Bratze - Korrektur nach unten & die Notwendigkeit einer Übersetzung

Redaktions-Rating

Info

Release Date: 19.03.2010
Datum Review: 30.03.2010

Bratze - Korrektur nach unten & die Notwendigkeit einer Übersetzung

 

 

Es hat zuweilen den Anschein, als wollten Teile des Audiolith-Rosters und BRATZE im Speziellen eine musikalische Randnotiz der letzten 30 Jahre zurück ins allgemeine Bewusstsein bringen. Damals, bevor DAVID HASSELHOFF die Mauer niedersang und damit für einen der surrealsten Momente der Fernsehgeschichte sorgte. Damals, als ARNOLD SCHWARZENEGGER noch reihenweise Bad Guys moralisch legitimiert über den Haufen schießen durfte. Damals jedenfalls hatte es sich eine ganze Generation von Nachwuchsmusikern in hiesigen Gefilden zur Aufgabe gemacht, uns über die wichtigen Dinge des Lebens in charmant-trashigen Textergüssen und mit betont minderwertigen Klangkulissen unterlegt aufzuklären. Die Neue Deutsche Welle kam, unterhielt, verstörte und war dann auch ziemlich schnell wieder ad acta gelegt. Weitergetextet wurde wieder auf Englisch.

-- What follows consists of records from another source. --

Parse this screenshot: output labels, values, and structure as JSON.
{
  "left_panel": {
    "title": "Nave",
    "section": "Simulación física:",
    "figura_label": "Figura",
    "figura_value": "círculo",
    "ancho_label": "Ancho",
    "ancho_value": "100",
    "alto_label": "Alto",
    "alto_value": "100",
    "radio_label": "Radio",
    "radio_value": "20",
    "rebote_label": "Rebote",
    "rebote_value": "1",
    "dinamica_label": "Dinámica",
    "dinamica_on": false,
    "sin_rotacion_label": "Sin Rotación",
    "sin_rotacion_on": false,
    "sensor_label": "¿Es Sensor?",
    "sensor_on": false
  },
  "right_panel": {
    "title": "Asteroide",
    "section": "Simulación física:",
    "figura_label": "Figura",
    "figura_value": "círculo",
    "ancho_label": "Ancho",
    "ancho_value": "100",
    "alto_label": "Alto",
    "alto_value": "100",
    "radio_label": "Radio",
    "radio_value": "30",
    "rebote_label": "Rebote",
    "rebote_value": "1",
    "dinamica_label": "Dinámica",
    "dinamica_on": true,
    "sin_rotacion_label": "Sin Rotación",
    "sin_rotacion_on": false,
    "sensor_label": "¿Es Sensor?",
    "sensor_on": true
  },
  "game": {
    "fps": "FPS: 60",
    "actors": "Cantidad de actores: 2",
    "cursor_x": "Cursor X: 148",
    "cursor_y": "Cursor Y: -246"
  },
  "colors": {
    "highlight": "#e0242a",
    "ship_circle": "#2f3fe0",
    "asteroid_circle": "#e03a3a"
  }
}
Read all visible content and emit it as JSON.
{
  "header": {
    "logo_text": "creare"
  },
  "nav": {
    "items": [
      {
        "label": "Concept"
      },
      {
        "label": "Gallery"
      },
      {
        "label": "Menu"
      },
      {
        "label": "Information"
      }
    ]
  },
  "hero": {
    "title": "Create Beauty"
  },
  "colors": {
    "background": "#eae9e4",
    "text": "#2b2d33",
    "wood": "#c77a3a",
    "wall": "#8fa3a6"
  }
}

So jedenfalls der Status Quo bis vor einigen Jahren. Zwischen Diskussionen über eine Deutschquote im hiesigen Radio und den neuen Nationalstolz im Hip Hop wurde zuweilen vergessen, dass neben all den SILBER-JULI-REVOLVERHELDEN auch deutschsprachige Musik mit Herz, Intelligenz und Verstand den Weg in Richtung einer breiteren Hörerschaft angetreten hatte. Ein Umstand, der dem sympathischen Audiolith-Label in den letzten zwei Jahren ordentlich in die Karten gespielt hat.

BRATZE haben davon schon in der Vergangenheit profitieren können und sich neben der geschickten Idee, aus den beiden Nordlichtern eine Art Supergroup im Kleinsformat zu machen, auch live einen Namen gemacht. Einen ziemlich guten sogar. Beim diesjährigen Audiolith-Fest in München waren sie für mich jedenfalls völlig unerwarteter Weise das Highlight dieses ohnehin ausgesprochen spaßigen Abends.

Nun also Album Nummer zwei und noch mehr als schon auf dem Erstling „Kraft“ fällt auf, dass man sich musikalisch gerne an die angesprochene NDW-Phase zurückerinnert, ohne dabei den zeitgemäßigen New Rave-Distortion-Faktor zu vergessen, textlich jedoch die im Titel schon angesprochene Übersetzungsnotwendigkeit tatsächlich ernst meint. Oder was soll man halten von Zeilen wie „Mutter, ich bin wahllos/hab davon leider nichts gemerkt./Kann ich mich zurückgeben/oder bleibt es mir verwehrt?“ Nein, da retten einen auch die gelegentlich eingestreuten Parolen Marke „Wir lassen uns das Singen nicht verbieten.“ nicht mehr, die in ihrer Schlichtheit fast schon wieder verstören. „Korrektur nach unten“ ist das Musik gewordene große Fragezeichen über meinem Kopf, bei dem jeglicher Interpretationsversuch auf einem Großteil der Songs schon in der nächsten Zeile wieder über den Haufen geworfen werden darf. Sozusagen die intellektuelle Version der Labelmates von EGOTRONIC. Oder vielleicht auch einfach nur ein großer Witz, der jedoch erst dechiffriert werden möchte. BRATZE lassen einen ratlos zurück. Erstaunlicherweise fühlt sich das verdammt gut an und live wird der erfrischend unverkrampfte Mix aus Neuer Deutscher Welle im völlig Un-FLERschen Sinne, Brachial-Elektronik Marke ED BANGER im Spielzeugparadies und Indiepop der tanzbaren Sorte mit Sicherheit dafür sorgen, dass die Frage nach der Übersetzung auf morgen vertagt werden kann.


Tracklist:

01. „Die auswendigen Muster“
02. „Menschen im Minus“
03. „Ohne das ist es nur noch laut“
04. „Ich und die Geister“
05. „Trapez“
06. „Mnchn, schon wieder dunkel“
07. „Dazu kann man gut klatschen“
08. „Pelikan“
09. „Das einfache Fluten“
10. „Molfsee“

Autor

Bild Autor

Manuel F.

Autoren Bio

Eher so der Kumpeltyp.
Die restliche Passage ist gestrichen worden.